To put it into context, when the Doctors and Social Workers arrived at our home I was wandering about the garden, butt naked trying to deduce the square root of pi from the proportions of the hat band of my Borsalino Fedora.

I was, not to put too fine a point on it, bonkers.

Two years prior to this Clare had gone through another awful period caring for me after I had made a suicide attempt, and, when I finally admitted it, she could not risk leaving me alone for a single second.

Imagine the pressure on her, the immense responsibility of worrying all the time that if she let me out of her sight for a second, I would be lost for ever. The knowledge that if I succeeded in extinguishing myself, she would feel completely responsible.

Mental illness is that cruel – the anguish suffered by the patient is multiplied exponentially in the carer of the loved one.

My own moment of great and profound revelation did not occur until I was in the psychiatric wing of Chesterfield Hospital in 2001.

I had decided to appeal my section under The Mental Health Act 1983 – thus, a social worker came to see me to discuss my case. In context, and to quote a conversation between Dr Ravi Lingam, my first psychiatrist and Clare at the time of my admission:

Dr. Lingam “What is Henk’s worst trait?”

Clare “He doesn’t listen.”

Dr Lingam “Why should he listen when he thinks he knows it all?”

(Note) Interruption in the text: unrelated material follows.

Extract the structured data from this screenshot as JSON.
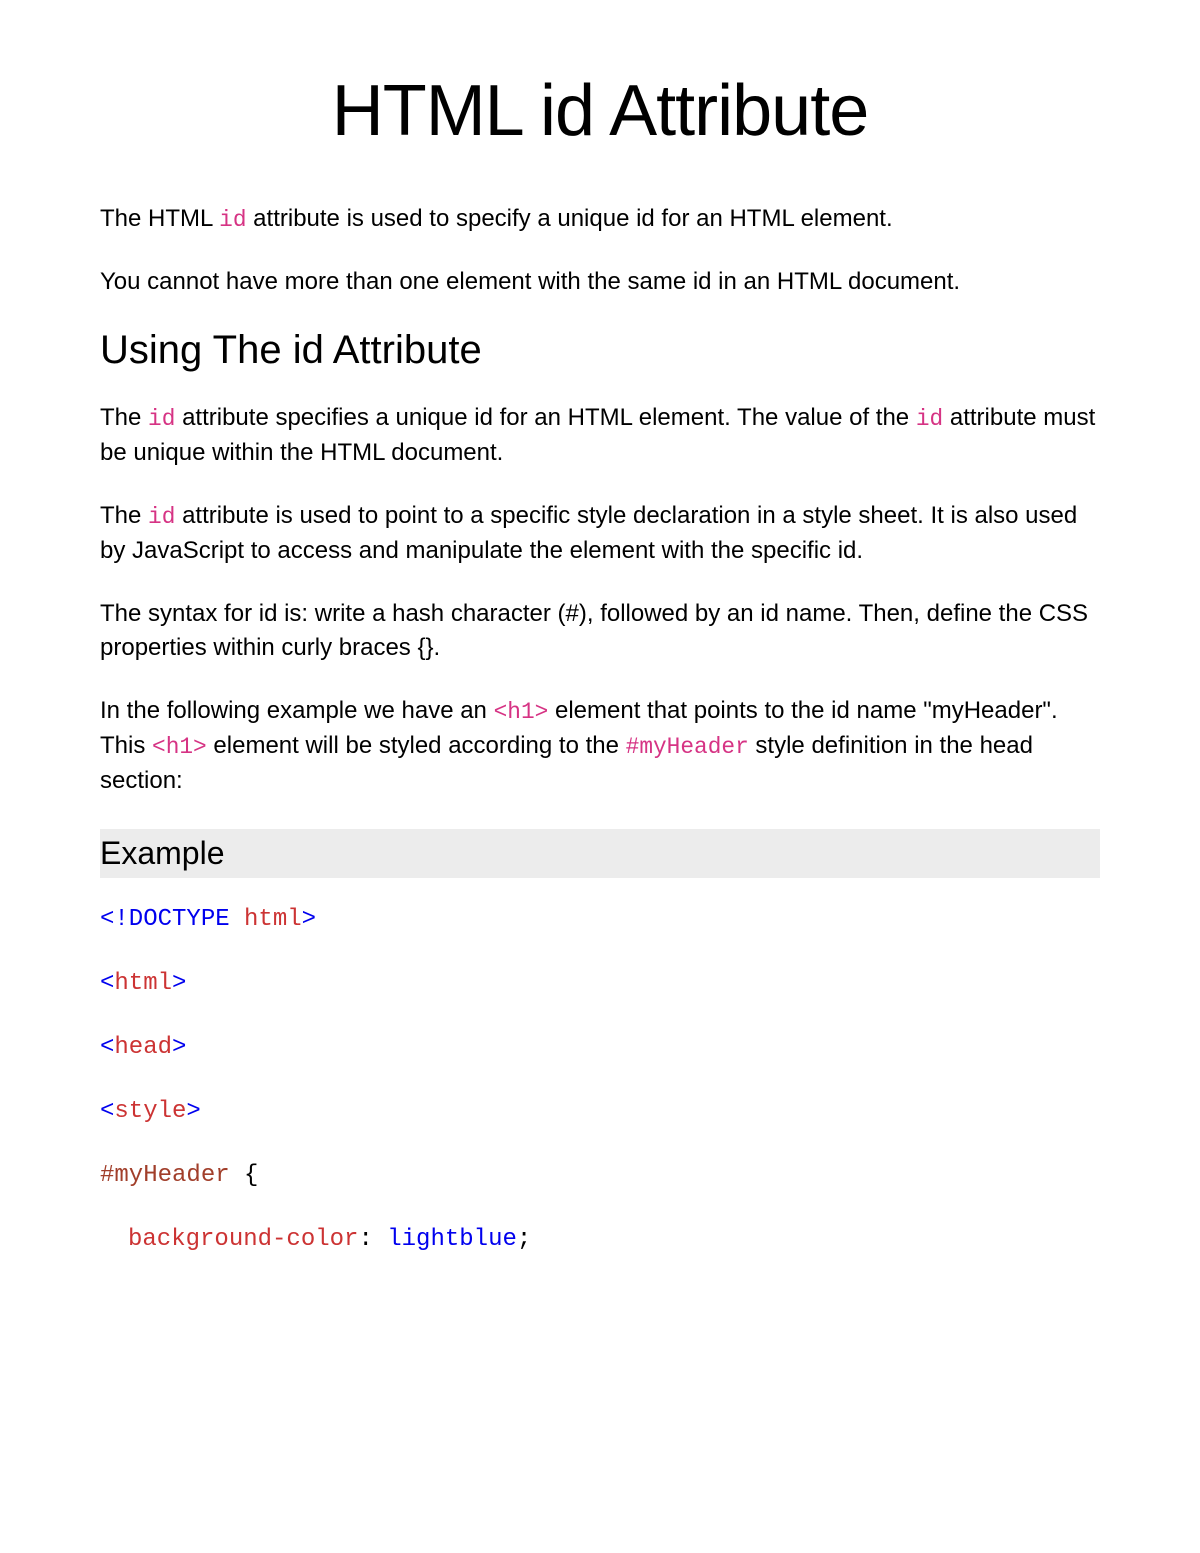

Back in the Hospital the Social Worker said to me:

“Henk, if you are successful in your appeal you can walk out of here and continue to behave like a complete pain in the neck and suffer the consequences. If you are not successful then we can keep you here indefinitely. What you have to consider is, what right have you to continue subjecting Clare, who loves you, to your mental illness and to make her suffer?”

It was this last question that gave me my epiphany.

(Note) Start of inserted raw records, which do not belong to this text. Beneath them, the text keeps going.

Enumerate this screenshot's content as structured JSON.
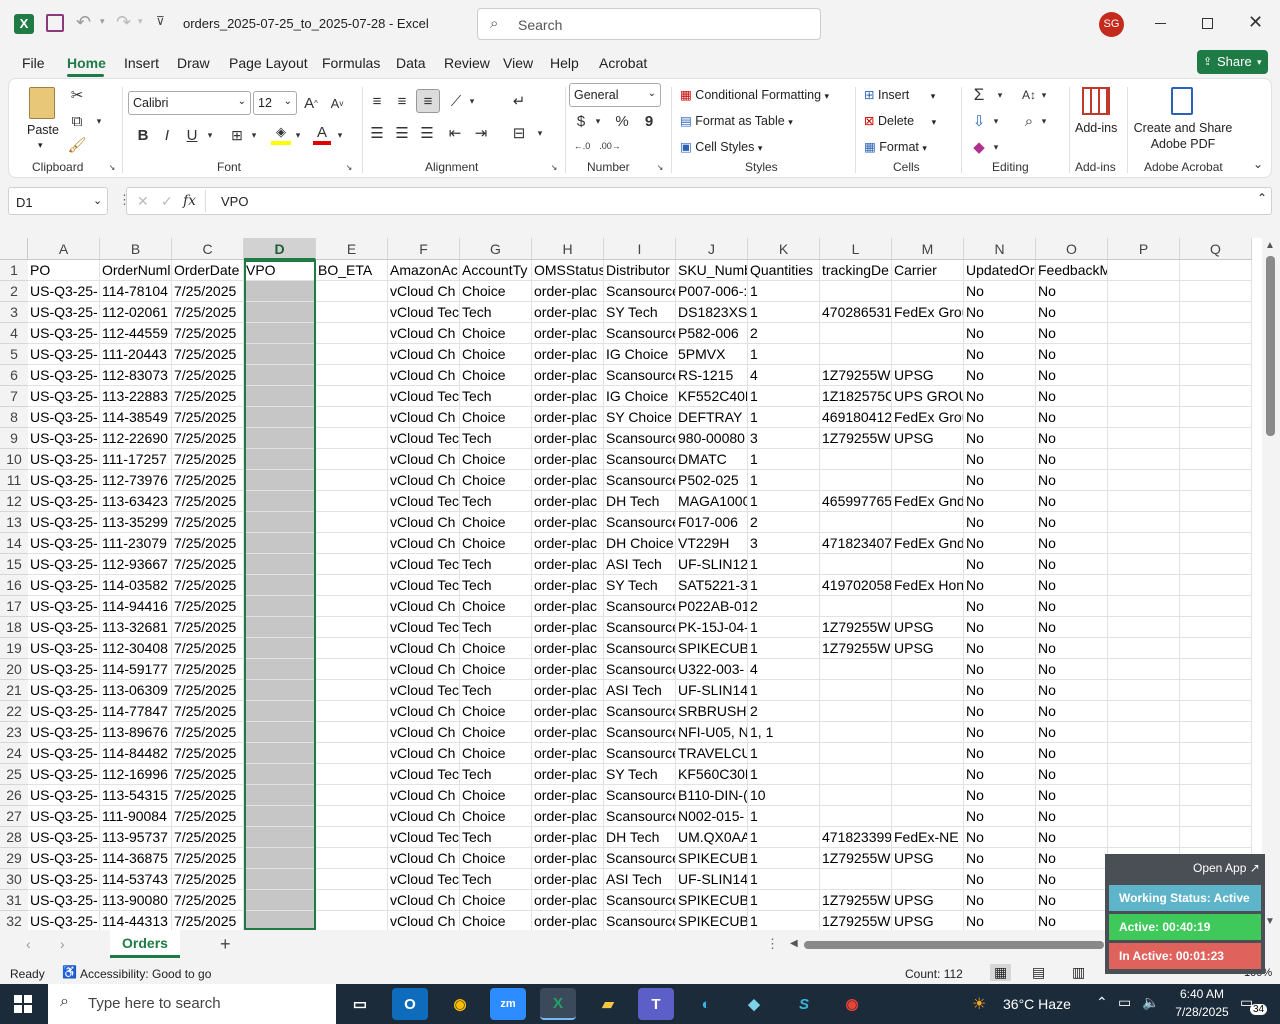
{
  "window": {
    "title": "orders_2025-07-25_to_2025-07-28  -  Excel",
    "search_placeholder": "Search",
    "user_initials": "SG"
  },
  "tabs": [
    "File",
    "Home",
    "Insert",
    "Draw",
    "Page Layout",
    "Formulas",
    "Data",
    "Review",
    "View",
    "Help",
    "Acrobat"
  ],
  "share_label": "Share",
  "ribbon": {
    "clipboard": {
      "paste": "Paste",
      "label": "Clipboard"
    },
    "font": {
      "name": "Calibri",
      "size": "12",
      "label": "Font"
    },
    "alignment": {
      "label": "Alignment"
    },
    "number": {
      "format": "General",
      "label": "Number"
    },
    "styles": {
      "conditional": "Conditional Formatting",
      "format_table": "Format as Table",
      "cell_styles": "Cell Styles",
      "label": "Styles"
    },
    "cells": {
      "insert": "Insert",
      "delete": "Delete",
      "format": "Format",
      "label": "Cells"
    },
    "editing": {
      "label": "Editing"
    },
    "addins": {
      "button": "Add-ins",
      "label": "Add-ins"
    },
    "acrobat": {
      "button_line1": "Create and Share",
      "button_line2": "Adobe PDF",
      "label": "Adobe Acrobat"
    }
  },
  "formula_bar": {
    "name_box": "D1",
    "fx": "fx",
    "value": "VPO"
  },
  "columns": [
    "A",
    "B",
    "C",
    "D",
    "E",
    "F",
    "G",
    "H",
    "I",
    "J",
    "K",
    "L",
    "M",
    "N",
    "O",
    "P",
    "Q"
  ],
  "rows": [
    [
      "PO",
      "OrderNuml",
      "OrderDate",
      "VPO",
      "BO_ETA",
      "AmazonAc",
      "AccountTy",
      "OMSStatus",
      "Distributor",
      "SKU_Numb",
      "Quantities",
      "trackingDe",
      "Carrier",
      "UpdatedOr",
      "FeedbackMessage",
      "",
      ""
    ],
    [
      "US-Q3-25-",
      "114-78104",
      "7/25/2025",
      "",
      "",
      "vCloud Ch",
      "Choice",
      "order-plac",
      "Scansource",
      "P007-006-:",
      "1",
      "",
      "",
      "No",
      "No",
      "",
      ""
    ],
    [
      "US-Q3-25-",
      "112-02061",
      "7/25/2025",
      "",
      "",
      "vCloud Tec",
      "Tech",
      "order-plac",
      "SY Tech",
      "DS1823XS+",
      "1",
      "470286531",
      "FedEx Grou",
      "No",
      "No",
      "",
      ""
    ],
    [
      "US-Q3-25-",
      "112-44559",
      "7/25/2025",
      "",
      "",
      "vCloud Ch",
      "Choice",
      "order-plac",
      "Scansource",
      "P582-006",
      "2",
      "",
      "",
      "No",
      "No",
      "",
      ""
    ],
    [
      "US-Q3-25-",
      "111-20443",
      "7/25/2025",
      "",
      "",
      "vCloud Ch",
      "Choice",
      "order-plac",
      "IG Choice",
      "5PMVX",
      "1",
      "",
      "",
      "No",
      "No",
      "",
      ""
    ],
    [
      "US-Q3-25-",
      "112-83073",
      "7/25/2025",
      "",
      "",
      "vCloud Ch",
      "Choice",
      "order-plac",
      "Scansource",
      "RS-1215",
      "4",
      "1Z79255W",
      "UPSG",
      "No",
      "No",
      "",
      ""
    ],
    [
      "US-Q3-25-",
      "113-22883",
      "7/25/2025",
      "",
      "",
      "vCloud Tec",
      "Tech",
      "order-plac",
      "IG Choice",
      "KF552C40E",
      "1",
      "1Z182575C",
      "UPS GROU",
      "No",
      "No",
      "",
      ""
    ],
    [
      "US-Q3-25-",
      "114-38549",
      "7/25/2025",
      "",
      "",
      "vCloud Ch",
      "Choice",
      "order-plac",
      "SY Choice",
      "DEFTRAY",
      "1",
      "469180412",
      "FedEx Grou",
      "No",
      "No",
      "",
      ""
    ],
    [
      "US-Q3-25-",
      "112-22690",
      "7/25/2025",
      "",
      "",
      "vCloud Tec",
      "Tech",
      "order-plac",
      "Scansource",
      "980-00080",
      "3",
      "1Z79255W",
      "UPSG",
      "No",
      "No",
      "",
      ""
    ],
    [
      "US-Q3-25-",
      "111-17257",
      "7/25/2025",
      "",
      "",
      "vCloud Ch",
      "Choice",
      "order-plac",
      "Scansource",
      "DMATC",
      "1",
      "",
      "",
      "No",
      "No",
      "",
      ""
    ],
    [
      "US-Q3-25-",
      "112-73976",
      "7/25/2025",
      "",
      "",
      "vCloud Ch",
      "Choice",
      "order-plac",
      "Scansource",
      "P502-025",
      "1",
      "",
      "",
      "No",
      "No",
      "",
      ""
    ],
    [
      "US-Q3-25-",
      "113-63423",
      "7/25/2025",
      "",
      "",
      "vCloud Tec",
      "Tech",
      "order-plac",
      "DH Tech",
      "MAGA1000",
      "1",
      "465997765",
      "FedEx Gnd",
      "No",
      "No",
      "",
      ""
    ],
    [
      "US-Q3-25-",
      "113-35299",
      "7/25/2025",
      "",
      "",
      "vCloud Ch",
      "Choice",
      "order-plac",
      "Scansource",
      "F017-006",
      "2",
      "",
      "",
      "No",
      "No",
      "",
      ""
    ],
    [
      "US-Q3-25-",
      "111-23079",
      "7/25/2025",
      "",
      "",
      "vCloud Ch",
      "Choice",
      "order-plac",
      "DH Choice",
      "VT229H",
      "3",
      "471823407",
      "FedEx Gnd",
      "No",
      "No",
      "",
      ""
    ],
    [
      "US-Q3-25-",
      "112-93667",
      "7/25/2025",
      "",
      "",
      "vCloud Tec",
      "Tech",
      "order-plac",
      "ASI Tech",
      "UF-SLIN12(",
      "1",
      "",
      "",
      "No",
      "No",
      "",
      ""
    ],
    [
      "US-Q3-25-",
      "114-03582",
      "7/25/2025",
      "",
      "",
      "vCloud Tec",
      "Tech",
      "order-plac",
      "SY Tech",
      "SAT5221-3",
      "1",
      "419702058",
      "FedEx Hon",
      "No",
      "No",
      "",
      ""
    ],
    [
      "US-Q3-25-",
      "114-94416",
      "7/25/2025",
      "",
      "",
      "vCloud Ch",
      "Choice",
      "order-plac",
      "Scansource",
      "P022AB-01",
      "2",
      "",
      "",
      "No",
      "No",
      "",
      ""
    ],
    [
      "US-Q3-25-",
      "113-32681",
      "7/25/2025",
      "",
      "",
      "vCloud Tec",
      "Tech",
      "order-plac",
      "Scansource",
      "PK-15J-04-",
      "1",
      "1Z79255W",
      "UPSG",
      "No",
      "No",
      "",
      ""
    ],
    [
      "US-Q3-25-",
      "112-30408",
      "7/25/2025",
      "",
      "",
      "vCloud Ch",
      "Choice",
      "order-plac",
      "Scansource",
      "SPIKECUBE",
      "1",
      "1Z79255W",
      "UPSG",
      "No",
      "No",
      "",
      ""
    ],
    [
      "US-Q3-25-",
      "114-59177",
      "7/25/2025",
      "",
      "",
      "vCloud Ch",
      "Choice",
      "order-plac",
      "Scansource",
      "U322-003-",
      "4",
      "",
      "",
      "No",
      "No",
      "",
      ""
    ],
    [
      "US-Q3-25-",
      "113-06309",
      "7/25/2025",
      "",
      "",
      "vCloud Tec",
      "Tech",
      "order-plac",
      "ASI Tech",
      "UF-SLIN14(",
      "1",
      "",
      "",
      "No",
      "No",
      "",
      ""
    ],
    [
      "US-Q3-25-",
      "114-77847",
      "7/25/2025",
      "",
      "",
      "vCloud Ch",
      "Choice",
      "order-plac",
      "Scansource",
      "SRBRUSHV",
      "2",
      "",
      "",
      "No",
      "No",
      "",
      ""
    ],
    [
      "US-Q3-25-",
      "113-89676",
      "7/25/2025",
      "",
      "",
      "vCloud Ch",
      "Choice",
      "order-plac",
      "Scansource",
      "NFI-U05, N",
      "1, 1",
      "",
      "",
      "No",
      "No",
      "",
      ""
    ],
    [
      "US-Q3-25-",
      "114-84482",
      "7/25/2025",
      "",
      "",
      "vCloud Ch",
      "Choice",
      "order-plac",
      "Scansource",
      "TRAVELCU",
      "1",
      "",
      "",
      "No",
      "No",
      "",
      ""
    ],
    [
      "US-Q3-25-",
      "112-16996",
      "7/25/2025",
      "",
      "",
      "vCloud Tec",
      "Tech",
      "order-plac",
      "SY Tech",
      "KF560C30E",
      "1",
      "",
      "",
      "No",
      "No",
      "",
      ""
    ],
    [
      "US-Q3-25-",
      "113-54315",
      "7/25/2025",
      "",
      "",
      "vCloud Ch",
      "Choice",
      "order-plac",
      "Scansource",
      "B110-DIN-(",
      "10",
      "",
      "",
      "No",
      "No",
      "",
      ""
    ],
    [
      "US-Q3-25-",
      "111-90084",
      "7/25/2025",
      "",
      "",
      "vCloud Ch",
      "Choice",
      "order-plac",
      "Scansource",
      "N002-015-",
      "1",
      "",
      "",
      "No",
      "No",
      "",
      ""
    ],
    [
      "US-Q3-25-",
      "113-95737",
      "7/25/2025",
      "",
      "",
      "vCloud Tec",
      "Tech",
      "order-plac",
      "DH Tech",
      "UM.QX0AA",
      "1",
      "471823399",
      "FedEx-NE",
      "No",
      "No",
      "",
      ""
    ],
    [
      "US-Q3-25-",
      "114-36875",
      "7/25/2025",
      "",
      "",
      "vCloud Ch",
      "Choice",
      "order-plac",
      "Scansource",
      "SPIKECUBE",
      "1",
      "1Z79255W",
      "UPSG",
      "No",
      "No",
      "",
      ""
    ],
    [
      "US-Q3-25-",
      "114-53743",
      "7/25/2025",
      "",
      "",
      "vCloud Tec",
      "Tech",
      "order-plac",
      "ASI Tech",
      "UF-SLIN14(",
      "1",
      "",
      "",
      "No",
      "No",
      "",
      ""
    ],
    [
      "US-Q3-25-",
      "113-90080",
      "7/25/2025",
      "",
      "",
      "vCloud Ch",
      "Choice",
      "order-plac",
      "Scansource",
      "SPIKECUBE",
      "1",
      "1Z79255W",
      "UPSG",
      "No",
      "No",
      "",
      ""
    ],
    [
      "US-Q3-25-",
      "114-44313",
      "7/25/2025",
      "",
      "",
      "vCloud Ch",
      "Choice",
      "order-plac",
      "Scansource",
      "SPIKECUBE",
      "1",
      "1Z79255W",
      "UPSG",
      "No",
      "No",
      "",
      ""
    ]
  ],
  "sheet_tab": "Orders",
  "status": {
    "ready": "Ready",
    "accessibility": "Accessibility: Good to go",
    "count": "Count: 112",
    "zoom": "100%"
  },
  "widget": {
    "open_app": "Open App ↗",
    "working": "Working Status: Active",
    "active": "Active: 00:40:19",
    "inactive": "In Active: 00:01:23"
  },
  "taskbar": {
    "search_placeholder": "Type here to search",
    "weather": "36°C  Haze",
    "time": "6:40 AM",
    "date": "7/28/2025",
    "notifications": "34"
  },
  "colors": {
    "excel_green": "#217346",
    "selection": "#c6c6c6",
    "share_green": "#1e7b45"
  }
}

What right have I to make the one who loves me suffer?

I withdrew my appeal and was immediately taken off the section. I stayed in hospital voluntarily  for 5 weeks and received a clear diagnosis of Manic Depression – or BiPolar Disorder – from a straight talking Psychiatrist, Dr Zaman.

I became in that instant my own advocate and no longer my own (or my loved one’s) enemy.